Oil industry leader Chevron (CVX - Free Chevron Stock Report) has reported adjusted fourth-quarter 2017 share net of $0.67, on profits of $1.27 billion. The per-share figure was well short of our projection for $1.04, but much improved from the $0.22 a share earned in the prior-year quarter. A tax benefit of $2.02 billion muddied the waters for comparison purposes. The stock is falling on the news on a day when the broader market is selling off sharply. Results looked good on a full-year basis though. Excluding items, earnings per share rose to $3.88, versus a loss of $0.27 a share for all of 2016.

Chevron made progress on a couple of fronts. For the quarter, results were enhanced by improved performance at its domestic refining and marketing operations, while higher oil prices lifted profitability notably in the international pumping division. For the year as a whole, both the drilling and refining businesses made clear strides. Given the positive momentum, we have tentatively raised our 2018 earnings-per-share estimate by $0.60, to $5.75.

Broadly, the company is in good position to reap the benefits of past investments. Chevron has largely completed the funding of a couple of major liquefied natural gas (LNG) initiatives in Australia. Output from those projects helped to lift natural gas production by 11% in the fourth quarter and 15% for all of 2017. Including crude oil, combined production rose 5% on an annual basis, while capital spending fell 16%. Importantly, in 2017, Chevron replaced more than 150% of the oil and natural gas reserves it produced. That is a good indicator for future production. Looking ahead, production gains of a similar order (4%-7%) are possible in 2018. Some of the higher amounts pumped will come from the Permian Basin of West Texas and eastern New Mexico, where the company has an enviable legacy position.

The improved backdrop overall has allowed Chevron to raise the quarterly dividend by $0.04 a share, to $1.12, payable in March. The company held back on boosting the payout much the past few years, coming out of the steep, 2014-2016 industry downturn. The increase now seems appropriate, with major projects completed, higher oil prices, and improved earnings prospects. Overall, these share offer modestly attractive total return potential on a risk-adjusted basis.

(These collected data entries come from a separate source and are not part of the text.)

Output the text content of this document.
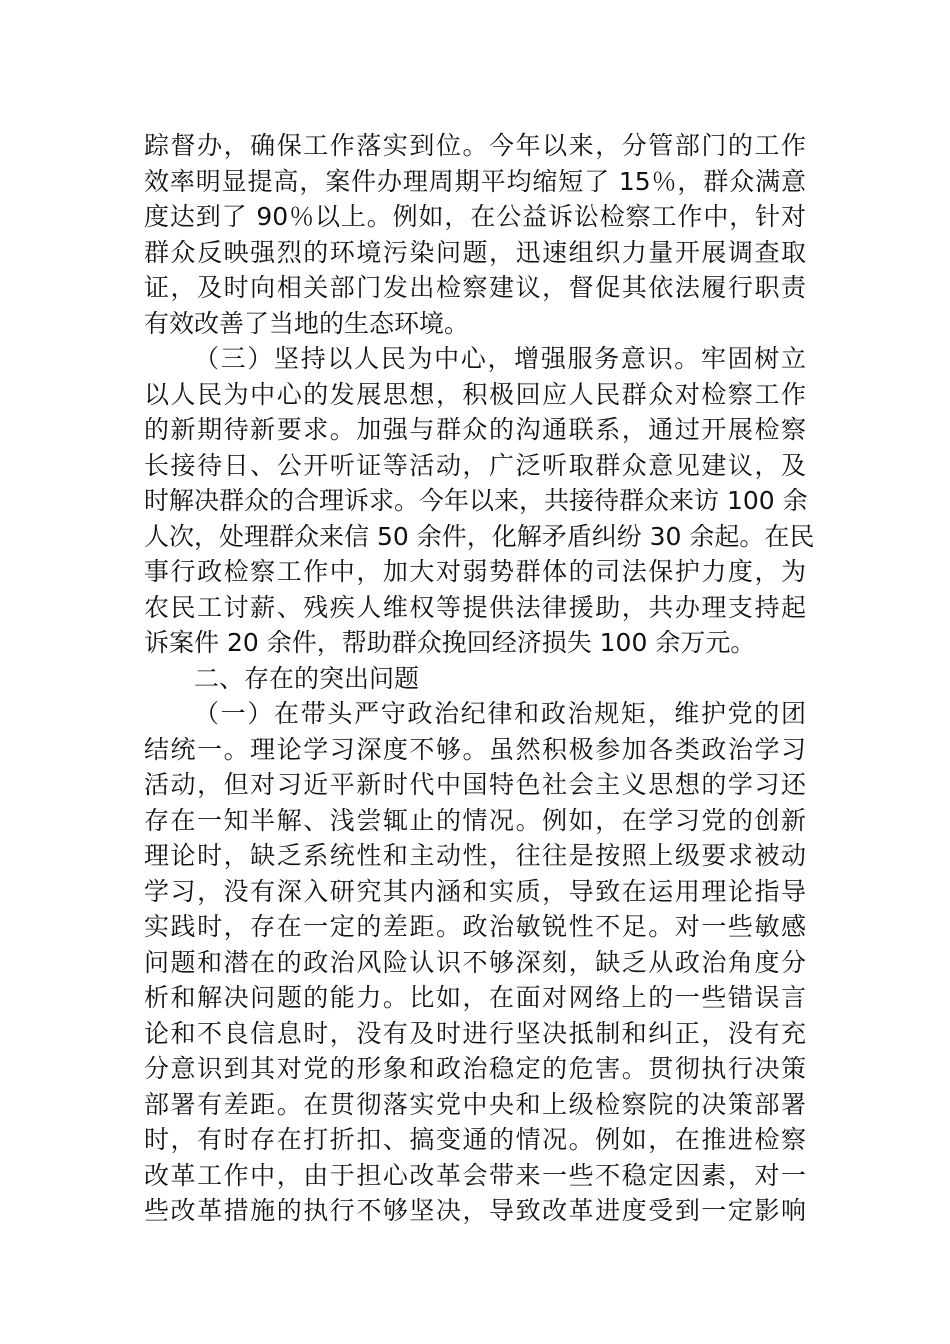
踪督办，确保工作落实到位。今年以来，分管部门的工作
效率明显提高，案件办理周期平均缩短了 15％，群众满意
度达到了 90％以上。例如，在公益诉讼检察工作中，针对
群众反映强烈的环境污染问题，迅速组织力量开展调查取
证，及时向相关部门发出检察建议，督促其依法履行职责
有效改善了当地的生态环境。
（三）坚持以人民为中心，增强服务意识。牢固树立
以人民为中心的发展思想，积极回应人民群众对检察工作
的新期待新要求。加强与群众的沟通联系，通过开展检察
长接待日、公开听证等活动，广泛听取群众意见建议，及
时解决群众的合理诉求。今年以来，共接待群众来访 100 余
人次，处理群众来信 50 余件，化解矛盾纠纷 30 余起。在民
事行政检察工作中，加大对弱势群体的司法保护力度，为
农民工讨薪、残疾人维权等提供法律援助，共办理支持起
诉案件 20 余件，帮助群众挽回经济损失 100 余万元。
二、存在的突出问题
（一）在带头严守政治纪律和政治规矩，维护党的团
结统一。理论学习深度不够。虽然积极参加各类政治学习
活动，但对习近平新时代中国特色社会主义思想的学习还
存在一知半解、浅尝辄止的情况。例如，在学习党的创新
理论时，缺乏系统性和主动性，往往是按照上级要求被动
学习，没有深入研究其内涵和实质，导致在运用理论指导
实践时，存在一定的差距。政治敏锐性不足。对一些敏感
问题和潜在的政治风险认识不够深刻，缺乏从政治角度分
析和解决问题的能力。比如，在面对网络上的一些错误言
论和不良信息时，没有及时进行坚决抵制和纠正，没有充
分意识到其对党的形象和政治稳定的危害。贯彻执行决策
部署有差距。在贯彻落实党中央和上级检察院的决策部署
时，有时存在打折扣、搞变通的情况。例如，在推进检察
改革工作中，由于担心改革会带来一些不稳定因素，对一
些改革措施的执行不够坚决，导致改革进度受到一定影响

About The Company: Chevronhas daily gross crude oil and natural gas liquid production of about 2.594 million barrels. Natural gas production averages around 5.252 billion cubic feet. The company operates a multitude of well sites all over the globe, as well as owning/leasing about 3,955 gas stations, mostly in the United States. 

At the time of this article’s writing, the author did not have positions in any of the companies mentioned.